Some noise, so faint that I did not distinguish it, caused both outlaws to hold their breath and listen. They exchanged quick glances. They had wandered thousands of versts across the “taiga” and the steppe, and constantly on the alert to evade Cossack patrols and police, knew every sound of the forest. They had learnt to know the voice of the wood; the speech of every tree. The great firs rustle with their thick boughs, the dark, gloomy pines whisper to one another in mystery, the bright green leafy trees wave their dewy branches, and the mountain-ash trembles with a noise like a faintly rippling brook. They knew, to their disgust, too, how those spies of the frontier, the magpies, hover in crowds over the track of the man who tries in daylight to creep unseen across the bare open steppe.

It was evident that the noise had for an instant puzzled them; yet, after listening a moment, both became reassured, and re-demanded with many violent threats whatever money I had upon me.

“I tell you I refuse,” I answered. “If you take me to Sonia you shall have two hundred roubles each, with twenty more na vódkou.”

“Then you do not wish to live?” exclaimed the man who had so cunningly entrapped me.

“I will give you nothing,” I said resolutely.

“Then take that!” he cried, wildly, and at the same time his revolver flashed close to my face.

The shot echoed far away among the myriad tree trunks, but the bullet passed harmlessly by my ear.

Ere he could fire a second time I sprang upon him, and clutching him by the throat with one hand, with the other grasped the wrist of the sinewy hand that held the revolver. It was a struggle for life.

Again my antagonist drew the trigger, but the weapon was exploded in mid-air. Then his companion flung himself upon me in an endeavour to drag me off. This he was unable to do, and, apparently, fearing lest I should succeed in wresting the weapon from his accomplice’s grasp and use it against him, he sought to stun me by raining blows with his clenched fist upon my head.

A third time the ruffianly assassin’s revolver went off with loud report, but doing no harm. At that moment, however, I was conscious that my strength was failing me. I was muscular, but against this pair of hulking brutes I had no chance in a contest of mere physical power.

The repeated blows upon my skull dazed me, but hearing shouts resounding in the darkness, I held on with grim, dogged courage, with the faint hope that they might be Cossacks.

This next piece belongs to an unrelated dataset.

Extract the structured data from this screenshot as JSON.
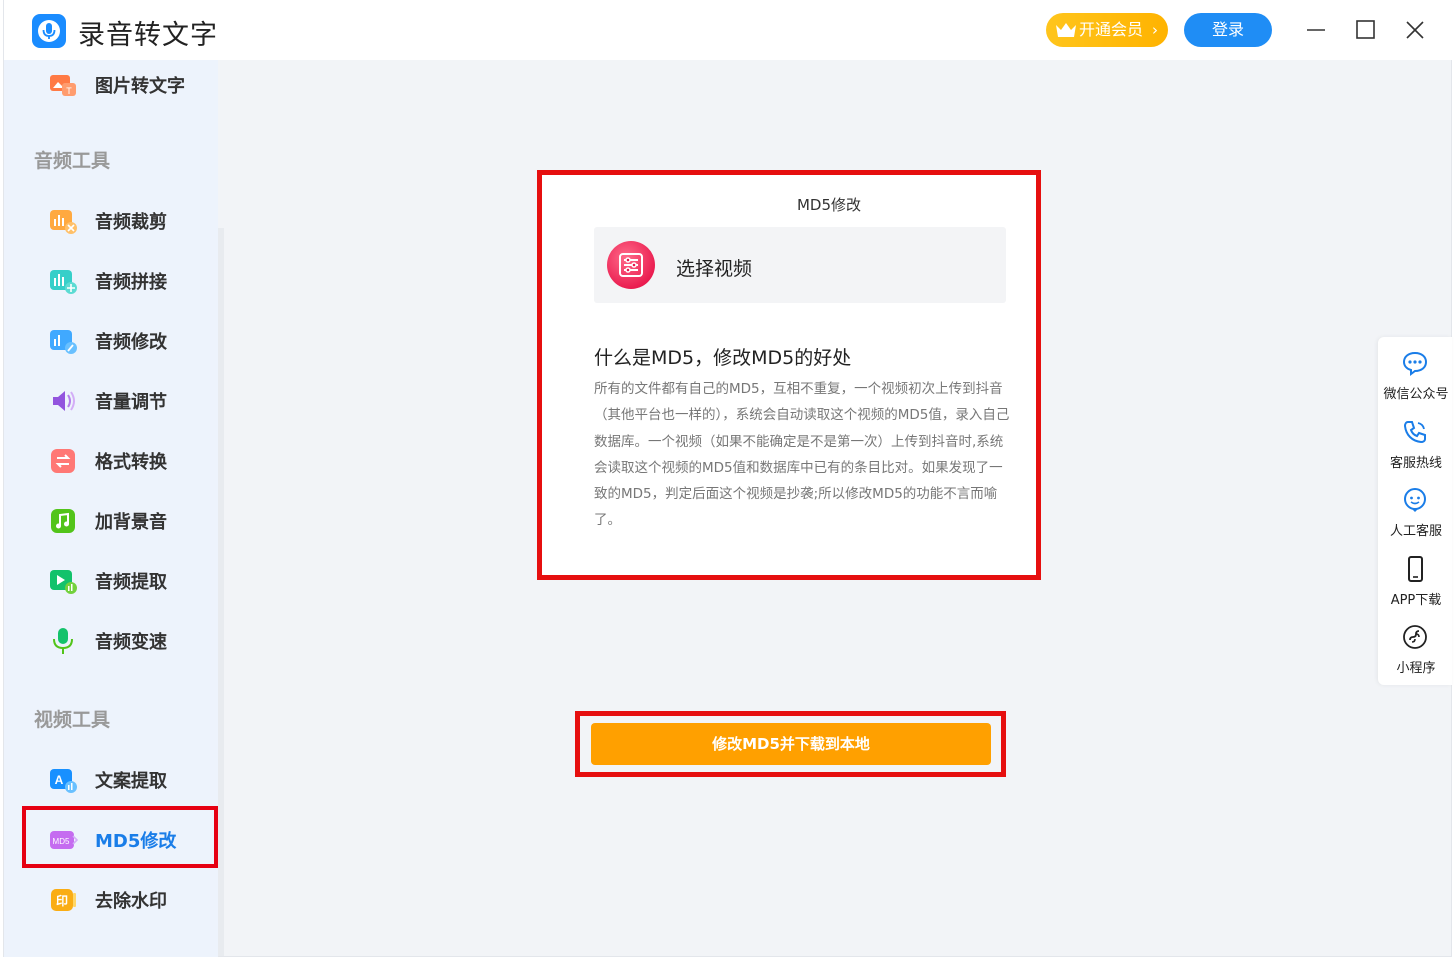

In the dim light I could distinguish figures moving rapidly beneath the trees. The forest seemed suddenly alive with men, but at that instant the fox-faced ruffian, finding his efforts unavailing, stepped back a pace or two, and lowering his rifle, took deliberate aim at my breast.

I closed my eyes tightly and held my breath.

A shot rang out, followed by a burst of wild shouting, but finding myself unharmed, I opened my eyes again. In terror I glanced up, and saw my fox-faced assailant lying face downward. The cowardly villain had evidently been shot at the very instant he had covered me with his Berdan.

Half-a-dozen men sprang forward, and wrenching the revolver from the scoundrel who had attempted to take my life, seized him in their strong grasp, while I, breathless and exhausted, struggled up from my knees, amazed at my sudden and unexpected delivery.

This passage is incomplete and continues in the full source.